Para alcançar melhorias na área de Língua Portuguesa pretende-se instrumentalizar mais os professores. “A Secretaria Municipal de Educação, lançará uma licitação inédita de compras de livros de literatura cada escola municipal, para que os professores tenham mais recursos para o desempenho de sua atividade”. Jaqueline também citou as revitalizações de escolas como forma de proporcionar uma ambiente mais favorável ao aprendizado. “Temos muito a fazer, mas está trajetória será feita com alegria, compromisso, seriedade e atentos às necessidades e cada escolas”, comentou. 

Estado

Em relação à rede estadual, o sentimento é semelhante. “Tendo como base as médias gerais, nós achamos que estamos no caminho”, apontou o Coordenador Regional de Educação, Luiz Ricardo Pinho de Moura, avaliando que as escolas da região se encontram em um padrão de ensino que vai de básico à bom. Além disso, ele apontou que algumas escolas superaram as expectativas da CRE e se saíram realmente muito bem, como é o caso da Escola Bruno Agnes e da Ernesto Alves. “Mas sabemos que precisamos melhorar”, complementou. 
Com base nisso, ele diz que o próximo passo agora será chamar os diretores e professores para fazer uma avaliação em conjunto e para elaborar também em conjunto um plano de ação. “Vamos avaliar juntos o que pode estar acontecendo e o que pode ser feito para melhorarmos ainda mais nossos índices”, diz Moura.

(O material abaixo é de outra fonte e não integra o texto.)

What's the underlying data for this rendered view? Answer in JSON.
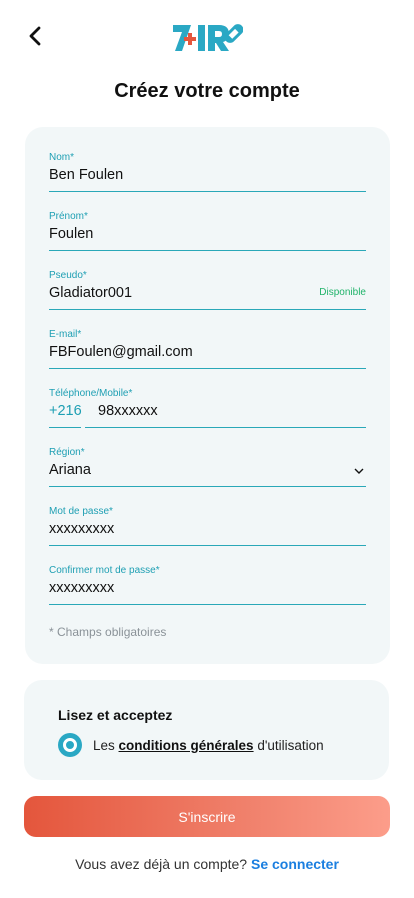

Ele já adianta também que entre os aspetos que serão avaliados, em especial no que se refere às escolas abaixo da meta, estão a frequência dos estudantes, seu histórico escolas (se vieram de outras escolas, por exemplo), a participação dos pais na vida escolar dos filhos e os professores que estão ensinando aquelas turmas (se estão participando de capacitações, por exemplo). 
Assim como a Secretária de Educação, o Coordenador da 6ª CRE, também considera um desafio o aumento dos índices dos anos finais, e avalia as baixas médias da mesma forma que Jaqueline: “nessa fase as famílias estão menos presentes, diferentemente dos anos iniciais onde há apenas um professor em sala de aula agora são vários, o estudante também já tem mais autonomia, ele falta mais, e em alguns casos até desiste de ir à aula”, comentou. 

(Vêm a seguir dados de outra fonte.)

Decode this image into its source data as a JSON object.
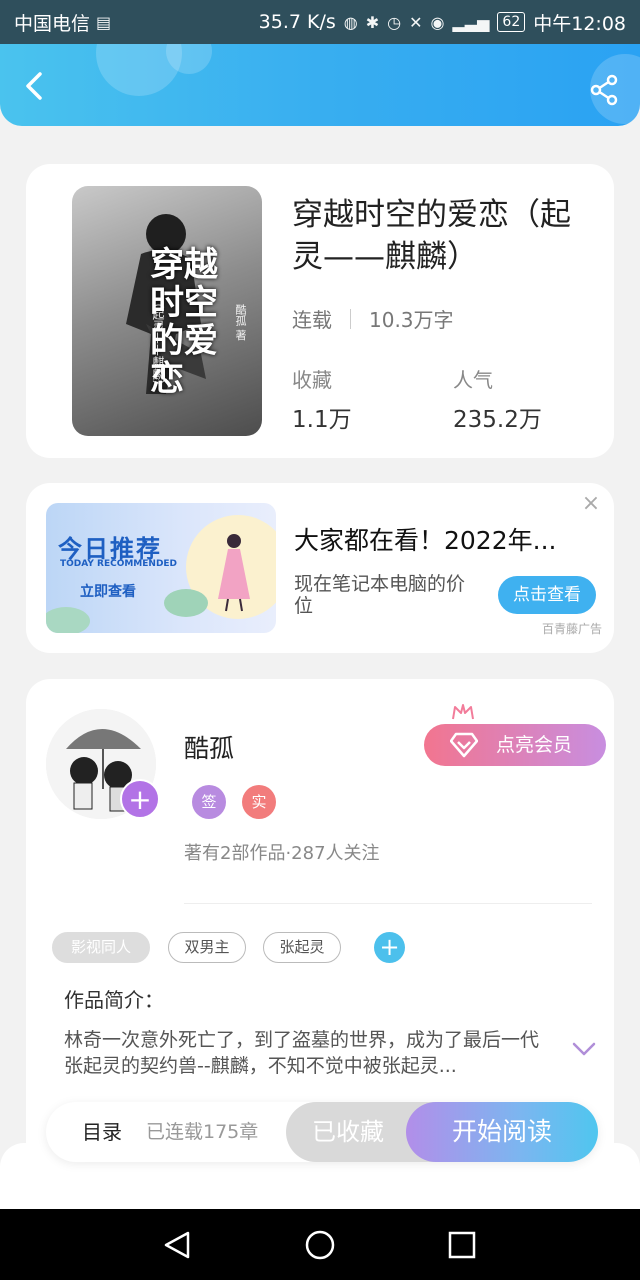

E por fim, Luiz Ricardo também comentou que os baixos índices do Estado na avaliação do Ideb podem ter relação com a nacionalidade do Sistema de Avaliação da Educação Básica (Saeb). “Esse sistema avalia com base em um programa de conteúdos nacional, que é um pouco diferente do programa estadual”, comentou. Ele apontou ainda que o Estado tem o Sistema de Avaliação do Estado do Rio Grande do Sul (SAERS), e que esse sistema pode apontar com mais precisão a situação do ensino estadual.